The effects of cycling on ionic and electronic conductivities of Li –ion battery electrodes

Li-ion battery performance is dependent on ionic and electronic transport, in turn dependent on electrode microstructure. Changes in microstructure during cell formation and cycling are poorly understood. In this work, the changes in effective ionic conductivity and diffusivity are quantified in terms of MacMullin number, a dimensionless ionic resistance that is related to tortuosity. Using an AC impedance technique, namely the blocking electrolyte method, the ionic resistance of electrode films at varying extents of cycling was determined. Variations in electronic resistivity were quantified by micro-scale measurements using a previously developed micro-four-line probe.

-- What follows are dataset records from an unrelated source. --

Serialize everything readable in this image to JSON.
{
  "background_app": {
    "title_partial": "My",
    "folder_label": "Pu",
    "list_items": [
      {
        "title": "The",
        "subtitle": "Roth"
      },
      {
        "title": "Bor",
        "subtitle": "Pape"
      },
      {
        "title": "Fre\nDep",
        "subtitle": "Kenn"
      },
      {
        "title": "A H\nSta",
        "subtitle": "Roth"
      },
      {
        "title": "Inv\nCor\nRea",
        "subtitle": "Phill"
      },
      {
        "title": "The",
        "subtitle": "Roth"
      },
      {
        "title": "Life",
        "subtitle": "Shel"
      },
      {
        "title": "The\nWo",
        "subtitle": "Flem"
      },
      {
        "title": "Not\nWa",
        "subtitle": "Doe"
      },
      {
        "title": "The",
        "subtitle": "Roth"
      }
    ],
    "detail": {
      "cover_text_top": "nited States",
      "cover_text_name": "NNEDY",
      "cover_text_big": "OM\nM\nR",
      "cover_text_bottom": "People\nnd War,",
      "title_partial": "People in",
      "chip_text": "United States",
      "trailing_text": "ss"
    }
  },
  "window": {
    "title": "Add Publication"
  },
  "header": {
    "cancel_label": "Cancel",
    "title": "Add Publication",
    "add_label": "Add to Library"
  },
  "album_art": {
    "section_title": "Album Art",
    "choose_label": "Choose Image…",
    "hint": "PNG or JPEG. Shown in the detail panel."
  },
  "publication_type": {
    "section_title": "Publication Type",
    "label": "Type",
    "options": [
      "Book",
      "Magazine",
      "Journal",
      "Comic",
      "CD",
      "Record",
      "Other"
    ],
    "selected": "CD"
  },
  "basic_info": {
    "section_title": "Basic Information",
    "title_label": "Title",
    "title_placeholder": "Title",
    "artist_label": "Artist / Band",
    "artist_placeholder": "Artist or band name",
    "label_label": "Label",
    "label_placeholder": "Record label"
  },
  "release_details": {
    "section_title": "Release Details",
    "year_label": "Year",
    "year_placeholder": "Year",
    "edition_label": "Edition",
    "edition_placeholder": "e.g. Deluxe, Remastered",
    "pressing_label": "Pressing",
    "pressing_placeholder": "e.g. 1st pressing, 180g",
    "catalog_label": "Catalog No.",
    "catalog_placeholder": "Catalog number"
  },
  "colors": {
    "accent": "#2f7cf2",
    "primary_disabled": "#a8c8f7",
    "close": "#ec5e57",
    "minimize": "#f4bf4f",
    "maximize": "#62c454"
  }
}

Cycling effects on the ionic and electronic resistivity were investigated for a graphite anode and multiple cathode chemistries including LiCoO2 (LCO), LiNixCoyMnzO2 (NCM), and LiFePO4 (LFP). Clear evidence of changes in ionic and electronic resistivity were observed during cell formation and cycling. The magnitude of the changes depended on the chemistry of the electrodes and cycling conditions. The results indicate that, under normal cycling conditions, electronic resistivity increases while ionic resistivity is relatively stable and in some cases decreases, the latter being unexpected. However, under accelerated (high-temperature) cycling conditions, both electronic resistivity and ionic resistance were observed to increase.